O sertão que vibra, pulsa e faz viver. O sertão das mulheres esquecidas e das mulheres que sonham. O não lugar, como escreveu Guimarães Rosa, o sertão que é seca e água, e é também o espaço da imensidão. Com fortes questões norteadoras, o espetáculo “Meu Seridó” traz a condição da mulher no sertão, a extinção do indígena em detrimento do boi e a desertificação, na luta diária pela sobrevivência como força bruta do ser. Sonhado pela atriz Titina Medeiros, a peça tem direção de César Ferrario e texto de Filipe Miguez (autor da novela Cheias de Charme). Como o próprio autor escreveu: “A nossa história acontece em algum lugar entre a realidade, o delírio e a nostalgia”.
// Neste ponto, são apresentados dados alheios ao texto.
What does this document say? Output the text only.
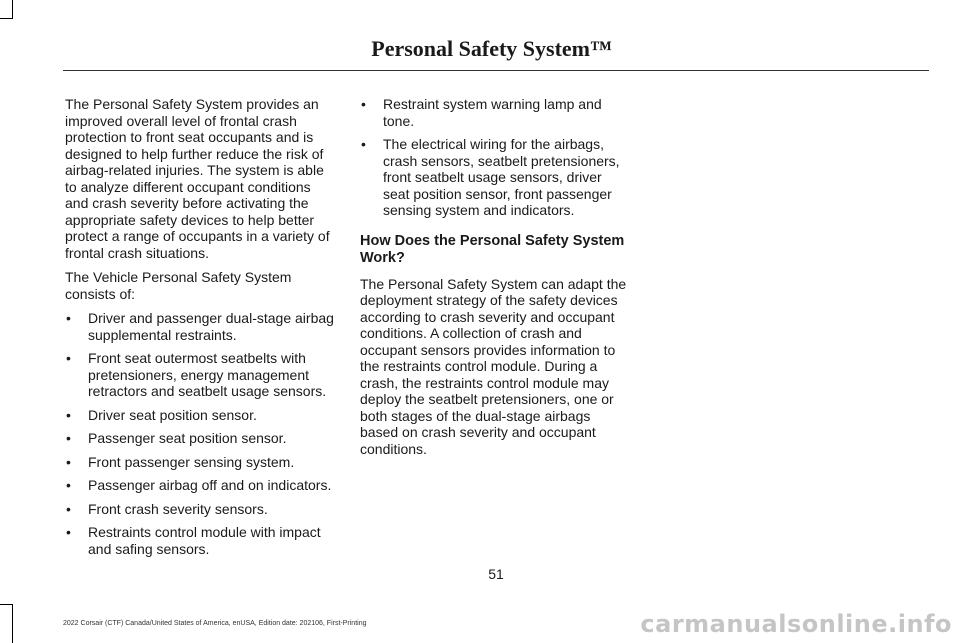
Personal Safety System™

The Personal Safety System provides an improved overall level of frontal crash protection to front seat occupants and is designed to help further reduce the risk of airbag-related injuries. The system is able to analyze different occupant conditions and crash severity before activating the appropriate safety devices to help better protect a range of occupants in a variety of frontal crash situations.

The Vehicle Personal Safety System consists of:

• Driver and passenger dual-stage airbag supplemental restraints.
• Front seat outermost seatbelts with pretensioners, energy management retractors and seatbelt usage sensors.
• Driver seat position sensor.
• Passenger seat position sensor.
• Front passenger sensing system.
• Passenger airbag off and on indicators.
• Front crash severity sensors.
• Restraints control module with impact and safing sensors.
• Restraint system warning lamp and tone.
• The electrical wiring for the airbags, crash sensors, seatbelt pretensioners, front seatbelt usage sensors, driver seat position sensor, front passenger sensing system and indicators.
How Does the Personal Safety System Work?

The Personal Safety System can adapt the deployment strategy of the safety devices according to crash severity and occupant conditions. A collection of crash and occupant sensors provides information to the restraints control module. During a crash, the restraints control module may deploy the seatbelt pretensioners, one or both stages of the dual-stage airbags based on crash severity and occupant conditions.

51
2022 Corsair (CTF) Canada/United States of America, enUSA, Edition date: 202106, First-Printing	carmanualsonline.info
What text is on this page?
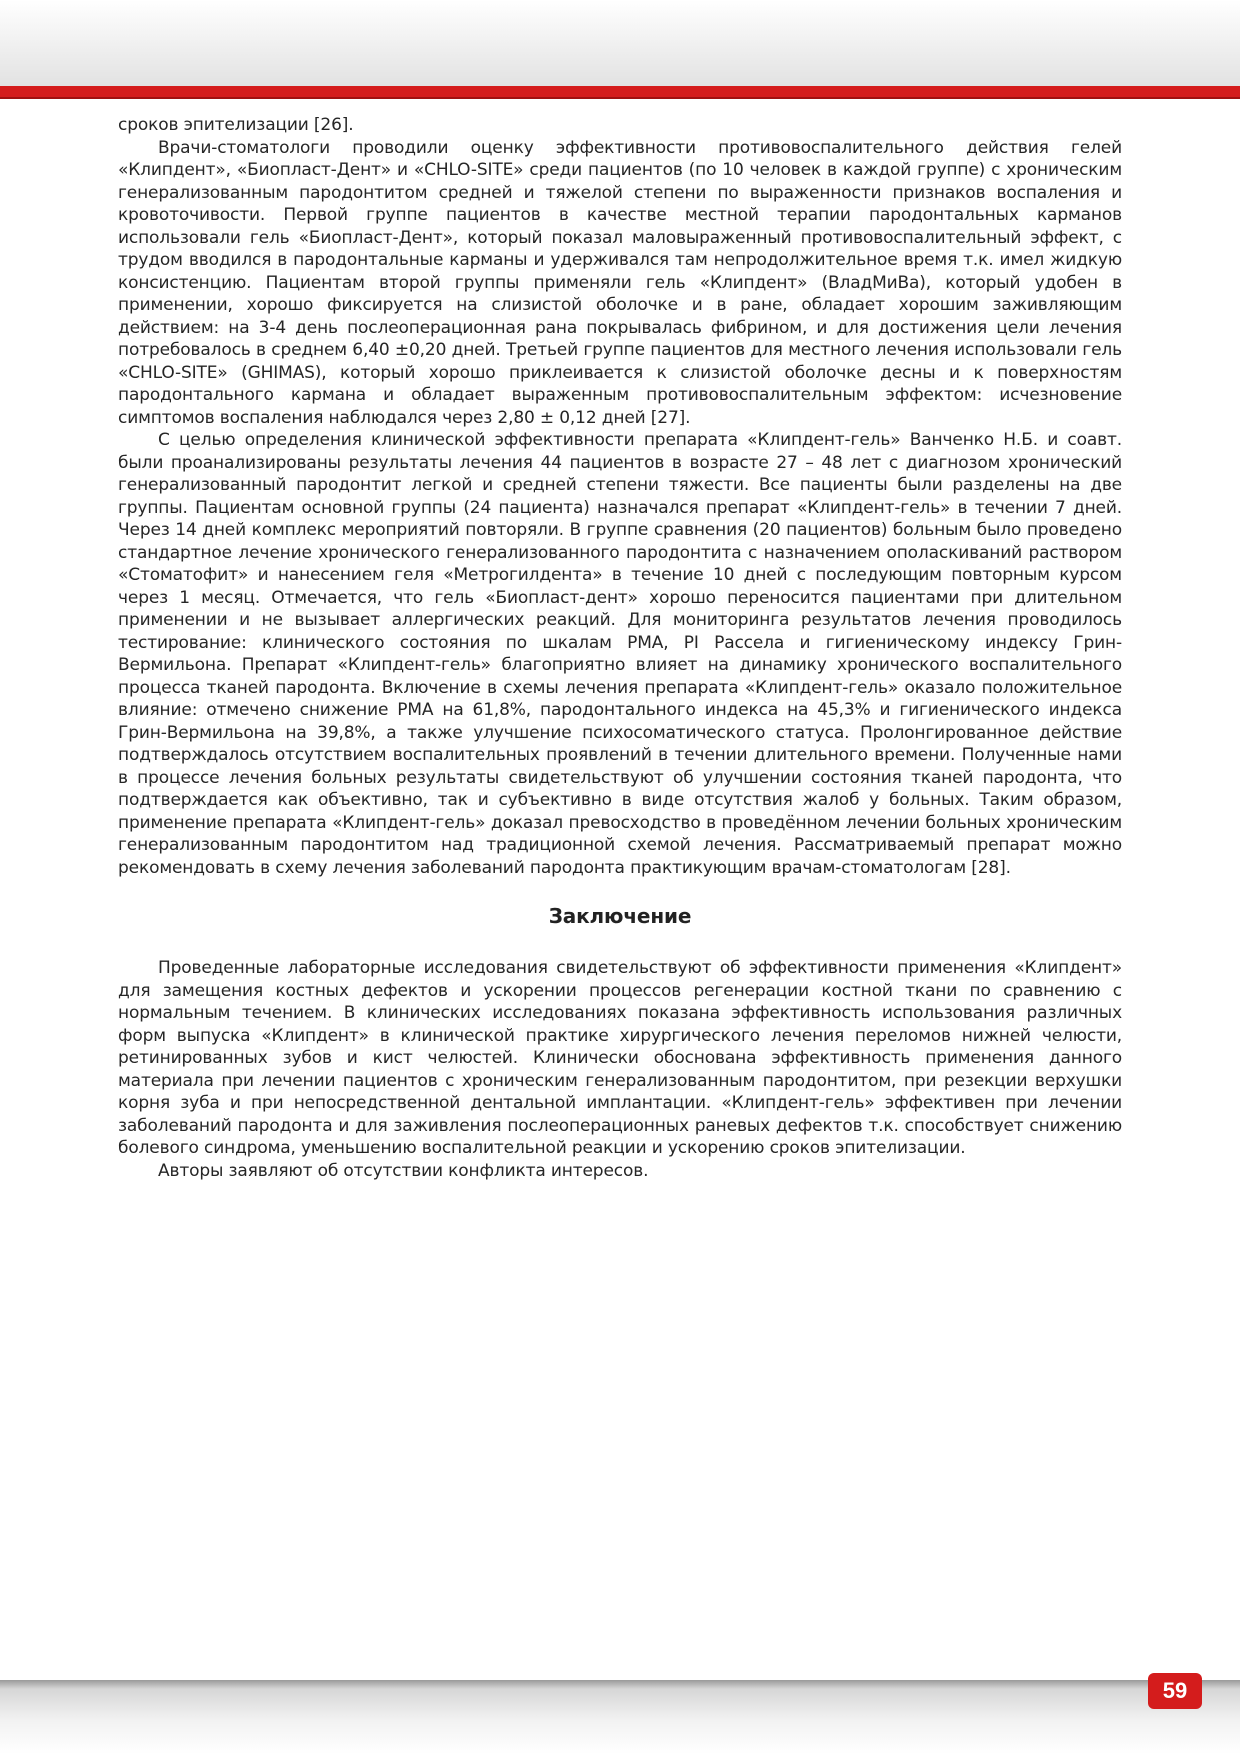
сроков эпителизации [26].

Врачи-стоматологи проводили оценку эффективности противовоспалительного действия гелей «Клипдент», «Биопласт-Дент» и «CHLO-SITE» среди пациентов (по 10 человек в каждой группе) с хроническим генерализованным пародонтитом средней и тяжелой степени по выраженности признаков воспаления и кровоточивости. Первой группе пациентов в качестве местной терапии пародонтальных карманов использовали гель «Биопласт-Дент», который показал маловыраженный противовоспалительный эффект, с трудом вводился в пародонтальные карманы и удерживался там непродолжительное время т.к. имел жидкую консистенцию. Пациентам второй группы применяли гель «Клипдент» (ВладМиВа), который удобен в применении, хорошо фиксируется на слизистой оболочке и в ране, обладает хорошим заживляющим действием: на 3-4 день послеоперационная рана покрывалась фибрином, и для достижения цели лечения потребовалось в среднем 6,40 ±0,20 дней. Третьей группе пациентов для местного лечения использовали гель «CHLO-SITE» (GHIMAS), который хорошо приклеивается к слизистой оболочке десны и к поверхностям пародонтального кармана и обладает выраженным противовоспалительным эффектом: исчезновение симптомов воспаления наблюдался через 2,80 ± 0,12 дней [27].

С целью определения клинической эффективности препарата «Клипдент-гель» Ванченко Н.Б. и соавт. были проанализированы результаты лечения 44 пациентов в возрасте 27 – 48 лет с диагнозом хронический генерализованный пародонтит легкой и средней степени тяжести. Все пациенты были разделены на две группы. Пациентам основной группы (24 пациента) назначался препарат «Клипдент-гель» в течении 7 дней. Через 14 дней комплекс мероприятий повторяли. В группе сравнения (20 пациентов) больным было проведено стандартное лечение хронического генерализованного пародонтита с назначением ополаскиваний раствором «Стоматофит» и нанесением геля «Метрогилдента» в течение 10 дней с последующим повторным курсом через 1 месяц. Отмечается, что гель «Биопласт-дент» хорошо переносится пациентами при длительном применении и не вызывает аллергических реакций. Для мониторинга результатов лечения проводилось тестирование: клинического состояния по шкалам PMA, PI Рассела и гигиеническому индексу Грин-Вермильона. Препарат «Клипдент-гель» благоприятно влияет на динамику хронического воспалительного процесса тканей пародонта. Включение в схемы лечения препарата «Клипдент-гель» оказало положительное влияние: отмечено снижение PMA на 61,8%, пародонтального индекса на 45,3% и гигиенического индекса Грин-Вермильона на 39,8%, а также улучшение психосоматического статуса. Пролонгированное действие подтверждалось отсутствием воспалительных проявлений в течении длительного времени. Полученные нами в процессе лечения больных результаты свидетельствуют об улучшении состояния тканей пародонта, что подтверждается как объективно, так и субъективно в виде отсутствия жалоб у больных. Таким образом, применение препарата «Клипдент-гель» доказал превосходство в проведённом лечении больных хроническим генерализованным пародонтитом над традиционной схемой лечения. Рассматриваемый препарат можно рекомендовать в схему лечения заболеваний пародонта практикующим врачам-стоматологам [28].

Заключение

Проведенные лабораторные исследования свидетельствуют об эффективности применения «Клипдент» для замещения костных дефектов и ускорении процессов регенерации костной ткани по сравнению с нормальным течением. В клинических исследованиях показана эффективность использования различных форм выпуска «Клипдент» в клинической практике хирургического лечения переломов нижней челюсти, ретинированных зубов и кист челюстей. Клинически обоснована эффективность применения данного материала при лечении пациентов с хроническим генерализованным пародонтитом, при резекции верхушки корня зуба и при непосредственной дентальной имплантации. «Клипдент-гель» эффективен при лечении заболеваний пародонта и для заживления послеоперационных раневых дефектов т.к. способствует снижению болевого синдрома, уменьшению воспалительной реакции и ускорению сроков эпителизации.

Авторы заявляют об отсутствии конфликта интересов.

59
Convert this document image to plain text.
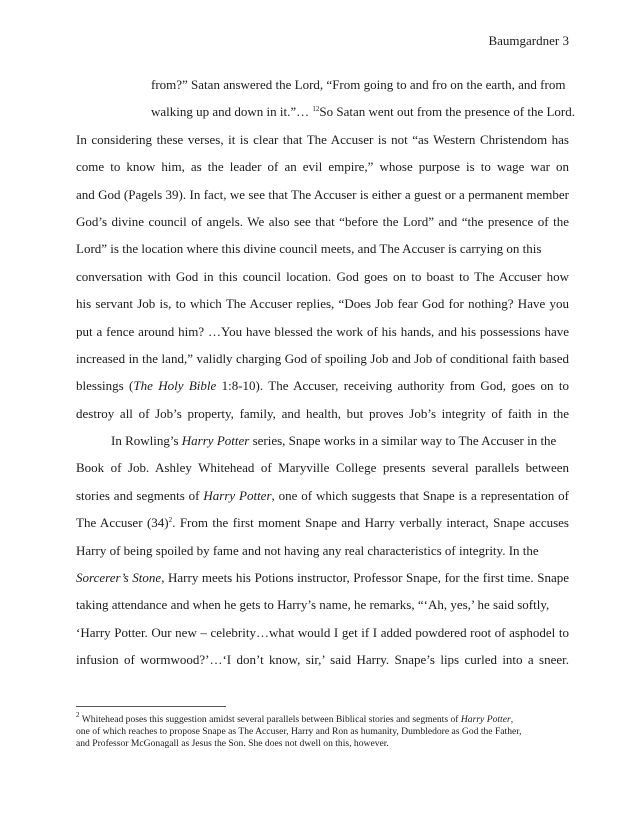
Baumgardner 3
from?” Satan answered the Lord, “From going to and fro on the earth, and from
walking up and down in it.”… $^{12}$So Satan went out from the presence of the Lord.
In considering these verses, it is clear that The Accuser is not “as Western Christendom has
come to know him, as the leader of an evil empire,” whose purpose is to wage war on
and God (Pagels 39). In fact, we see that The Accuser is either a guest or a permanent member
God’s divine council of angels. We also see that “before the Lord” and “the presence of the
Lord” is the location where this divine council meets, and The Accuser is carrying on this
conversation with God in this council location. God goes on to boast to The Accuser how
his servant Job is, to which The Accuser replies, “Does Job fear God for nothing? Have you
put a fence around him? …You have blessed the work of his hands, and his possessions have
increased in the land,” validly charging God of spoiling Job and Job of conditional faith based
blessings (The Holy Bible 1:8-10). The Accuser, receiving authority from God, goes on to
destroy all of Job’s property, family, and health, but proves Job’s integrity of faith in the
In Rowling’s Harry Potter series, Snape works in a similar way to The Accuser in the
Book of Job. Ashley Whitehead of Maryville College presents several parallels between
stories and segments of Harry Potter, one of which suggests that Snape is a representation of
The Accuser $(34)^2$. From the first moment Snape and Harry verbally interact, Snape accuses
Harry of being spoiled by fame and not having any real characteristics of integrity. In the
Sorcerer’s Stone, Harry meets his Potions instructor, Professor Snape, for the first time. Snape
taking attendance and when he gets to Harry’s name, he remarks, “‘Ah, yes,’ he said softly,
‘Harry Potter. Our new – celebrity…what would I get if I added powdered root of asphodel to
infusion of wormwood?’…‘I don’t know, sir,’ said Harry. Snape’s lips curled into a sneer.
$^2$ Whitehead poses this suggestion amidst several parallels between Biblical stories and segments of Harry Potter,
one of which reaches to propose Snape as The Accuser, Harry and Ron as humanity, Dumbledore as God the Father,
and Professor McGonagall as Jesus the Son. She does not dwell on this, however.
Acompanhada pelos atores Nara Kelly, Igor Fortunato, Caio Padilha – assinando também a trilha sonora – e Marcílio Amorim, Titina fez ao lado da equipe uma árdua pesquisa histórica, conduzidos pela historiadora Leusa Araújo, através de imersões no próprio Seridó. Natural de Acari, Titina sonhou com esse espetáculo por anos, reunindo as suas vivências e coragem para retirar do próprio solo a história de vida de muitos sertanejos.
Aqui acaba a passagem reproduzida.